Question #18: Who is a qualified interpreter?

Answer: There are a number of sign language systems in use by persons who use sign language. (The most common systems of sign language are American Sign Language and signed English.) Individuals who use a particular system may not communicate effectively through an interpreter who uses another system. When an interpreter is required, the public accommodation should provide a qualified interpreter, that is, an interpreter who is able to sign to the individual who is deaf what is being said by the hearing person and who can voice to the hearing person what is being signed by the individual who is deaf. This communication must be conveyed effectively, accurately, and impartially, through the use of any necessary specialized vocabulary.

Question #19: Can a public accommodation use a staff member who signs “pretty well” as an interpreter for meetings with individuals who use sign language to communicate?

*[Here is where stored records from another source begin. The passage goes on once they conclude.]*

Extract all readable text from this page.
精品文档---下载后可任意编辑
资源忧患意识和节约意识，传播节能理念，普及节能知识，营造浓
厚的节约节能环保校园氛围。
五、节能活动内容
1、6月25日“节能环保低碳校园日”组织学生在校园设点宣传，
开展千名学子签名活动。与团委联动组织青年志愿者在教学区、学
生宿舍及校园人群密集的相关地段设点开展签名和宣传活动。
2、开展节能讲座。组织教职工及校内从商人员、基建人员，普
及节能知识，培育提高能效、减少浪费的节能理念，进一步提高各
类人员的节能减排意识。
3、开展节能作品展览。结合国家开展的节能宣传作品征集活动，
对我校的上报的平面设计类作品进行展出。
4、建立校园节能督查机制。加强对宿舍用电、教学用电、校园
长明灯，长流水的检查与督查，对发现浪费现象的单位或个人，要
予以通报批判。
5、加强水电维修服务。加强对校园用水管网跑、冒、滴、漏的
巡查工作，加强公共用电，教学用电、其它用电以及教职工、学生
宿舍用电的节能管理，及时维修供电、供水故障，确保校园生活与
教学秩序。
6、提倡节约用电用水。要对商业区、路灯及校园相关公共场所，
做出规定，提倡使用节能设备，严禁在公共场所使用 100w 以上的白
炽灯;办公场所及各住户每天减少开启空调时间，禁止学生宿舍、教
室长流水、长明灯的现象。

Answer: Signing and interpreting are not the same thing. Being able to sign does not mean that a person can process spoken communication into the proper signs, nor does it mean that he or she possesses the proper skills to observe someone signing and change their signed or finger spelled communication into spoken words. The interpreter must be able to interpret both receptively and expressively.

Question #20: If a sign language interpreter is required for effective communication, must only a certified interpreter be provided?

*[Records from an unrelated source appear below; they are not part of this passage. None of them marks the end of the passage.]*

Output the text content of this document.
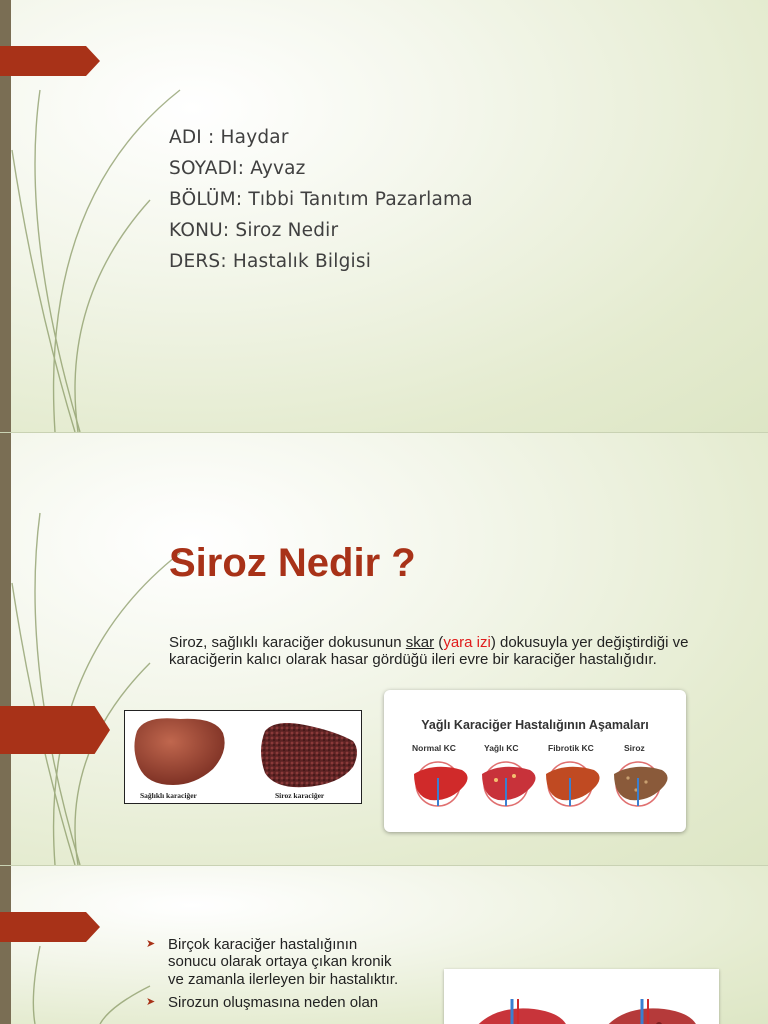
ADI : Haydar
SOYADI: Ayvaz
BÖLÜM: Tıbbi Tanıtım Pazarlama
KONU: Siroz Nedir
DERS: Hastalık Bilgisi
Siroz Nedir ?
Siroz, sağlıklı karaciğer dokusunun skar (yara izi) dokusuyla yer değiştirdiği ve karaciğerin kalıcı olarak hasar gördüğü ileri evre bir karaciğer hastalığıdır.
Sağlıklı karaciğer	Siroz karaciğer
Yağlı Karaciğer Hastalığının Aşamaları
Normal KC	Yağlı KC	Fibrotik KC	Siroz
➤ Birçok karaciğer hastalığının sonucu olarak ortaya çıkan kronik ve zamanla ilerleyen bir hastalıktır.
➤ Sirozun oluşmasına neden olan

Answer: No. The key question in determining whether effective communication will result is whether the interpreter is “qualified,” not whether he or she has been actually certified by an official licensing body. A qualified interpreter is one “who is able to interpret effectively, accurately and impartially, both receptively and expressively, using any necessary specialized vocabulary.” An individual does not have to be certified in order to meet this standard. A certified interpreter may not meet this standard in all situations, e.g., where the interpreter is not familiar with the specialized vocabulary involved in the communication at issue.

Question #21: What obligations does an examiner have if its facilities are inaccessible?

Answer: Examinations must be administered in facilities that are accessible to individuals with disabilities or alternative accessible arrangements must be made. If the facility in which the examination is offered is not accessible, it may be administered to an individual with a disability in a different room or other location. For instance, the entity might provide the examination at an individual’s home with a proctor. The alternative location must, however, provide comparable conditions in which the test is administered to others.

Question #22: May an examiner require that an applicant provide documentation of the existence and nature of the disability as evidence that he or she is entitled to modifications or aids?

Answer: Yes, but requests for documentation must be reasonable and must be limited to the need for the modification or aid requested. Appropriate documentation might include a letter from a physician or other professional, or evidence of a prior diagnosis or accommodation, such as eligibility for a special education program. The applicant may be required to bear the cost of providing such documentation, but the entity administering the examination cannot charge the applicant for the cost of any modifications or auxiliary aids, such as interpreters, provided for the examination.

Question #23: If a public accommodation makes good faith efforts to comply with the ADA, will that be considered in determining the amount of a civil penalty if non-compliance is found to exist?

Answer: Yes. In considering what amount of civil penalty, if any, is appropriate, the court is required to give consideration to any good faith effort or attempt by the covered entity to comply with its obligations under the ADA. One of the factors to be considered in evaluating good faith is whether the entity could have reasonably anticipated the need for an appropriate type of auxiliary aid needed to accommodate the unique needs of a particular individual with a disability.